The latest collective industry analysis shows that 200,000 seafarers are currently affected by the crew change crisis, a marked reduction from the height of crisis where 400,000 needed to be repatriated.

However, governments reintroducing stricter border control and travel restrictions due to new Covid-19 variants are making it harder for crew to transfer to and from ships.

So far, only 55 countries and two associate members of the International Maritime Organization (IMO) have declared seafarers as key workers. In a landmark ruling in December 2020, the International Labour Organization (ILO) found that governments have failed to protect seafarers’ rights as set out in international law under the Maritime Labour Convention, 2006. The UN agency called on states to recognize seafarers as key workers “without delay”.

Concerns about prioritisation for vaccination for seafarers are also something shipping bodies are trying to remedy.

Vaccine passports being considered by some states pose a potential barrier to crew change as seafarers from developing nations are unlikely to have an opportunity to receive vaccines until July at the earliest.

“As vaccination is rolled out in many countries, I urge governments to priorities seafarers in their national Covid-19 vaccination programs,” Kitack Lim, the secretary general of IMO, said last week.

“The crew change crisis is not resolved but has reached a situation where it has been more manageable. However, there is great concern over the increased travel restrictions being imposed by governments in response to new variants. Seafarers must be designated as key workers. The crisis is still ongoing, and we will not let up our efforts. Governments will not be able to vaccinate their citizens without the shipping industry or, most importantly, our seafarers,” said Guy Platten, secretary general of the International Chamber of Shipping (ICS).

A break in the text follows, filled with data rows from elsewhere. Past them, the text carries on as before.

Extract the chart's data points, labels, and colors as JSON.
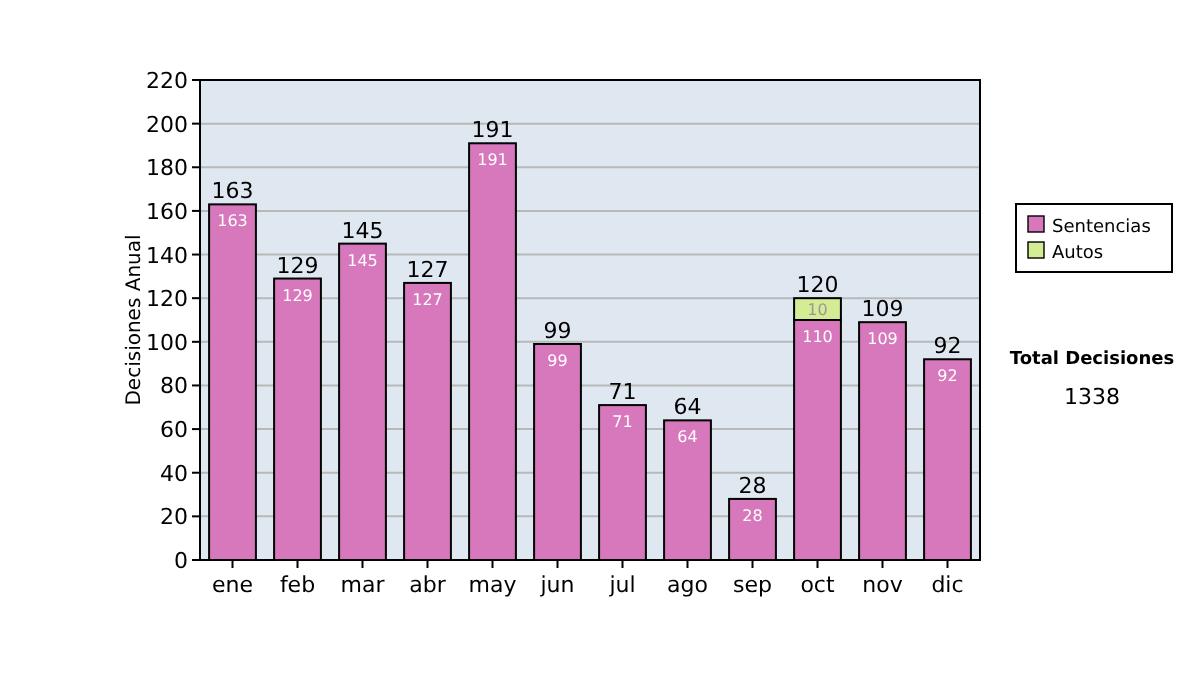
{
  "chart_data": {
    "type": "bar",
    "stacked": true,
    "ylabel": "Decisiones Anual",
    "categories": [
      "ene",
      "feb",
      "mar",
      "abr",
      "may",
      "jun",
      "jul",
      "ago",
      "sep",
      "oct",
      "nov",
      "dic"
    ],
    "series": [
      {
        "name": "Sentencias",
        "color": "#d878bc",
        "values": [
          163,
          129,
          145,
          127,
          191,
          99,
          71,
          64,
          28,
          110,
          109,
          92
        ]
      },
      {
        "name": "Autos",
        "color": "#d4ec94",
        "values": [
          null,
          null,
          null,
          null,
          null,
          null,
          null,
          null,
          null,
          10,
          null,
          null
        ]
      }
    ],
    "totals": [
      "163",
      "129",
      "145",
      "127",
      "191",
      "99",
      "71",
      "64",
      "28",
      "120",
      "109",
      "92"
    ],
    "data_labels": true,
    "ylim": [
      0,
      220
    ],
    "yticks": [
      0,
      20,
      40,
      60,
      80,
      100,
      120,
      140,
      160,
      180,
      200,
      220
    ],
    "grid": "y",
    "legend": "right",
    "annotations": [
      "Total Decisiones",
      "1338"
    ]
  }
}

“The stark reality is that only a few handfuls of countries have treated seafarers with the respect they deserve by designating them real key worker status. Unless governments move from the protectionist positions that they’ve been in for over 12 months now, and allow seafarers genuine free movement and prioritisation for vaccinations sadly the situation could easily spiral out of control yet again,” said Stephen Cotton, general secretary of the International Transport Workers Federation.

Last month Russia, an important seafaring nation, recognised seafarers as key workers and began giving them Covid-19 vaccinations as a priority group.

On Friday, Filipino seafarers got a boost up the local vaccine priority-charts, after careful lobbying by the Association of Licensed Manning Agencies (ALMA) and other organisations.

In Singapore, one of the first countries to priorities maritime frontline staff as priorities for vaccines, more than 18,000 maritime personnel had received both Covid-19 doses as of last Thursday.

The UK government last week decided to allow all seafarers entering the country to avoid hotel quarantines, something that most people entering Britain have to do for 10 days. Seafarers can now enter the UK to join their ships, take shore leave and/or return home without the need to spend 10 days in managed quarantine or be tested for Covid-19 after their arrival.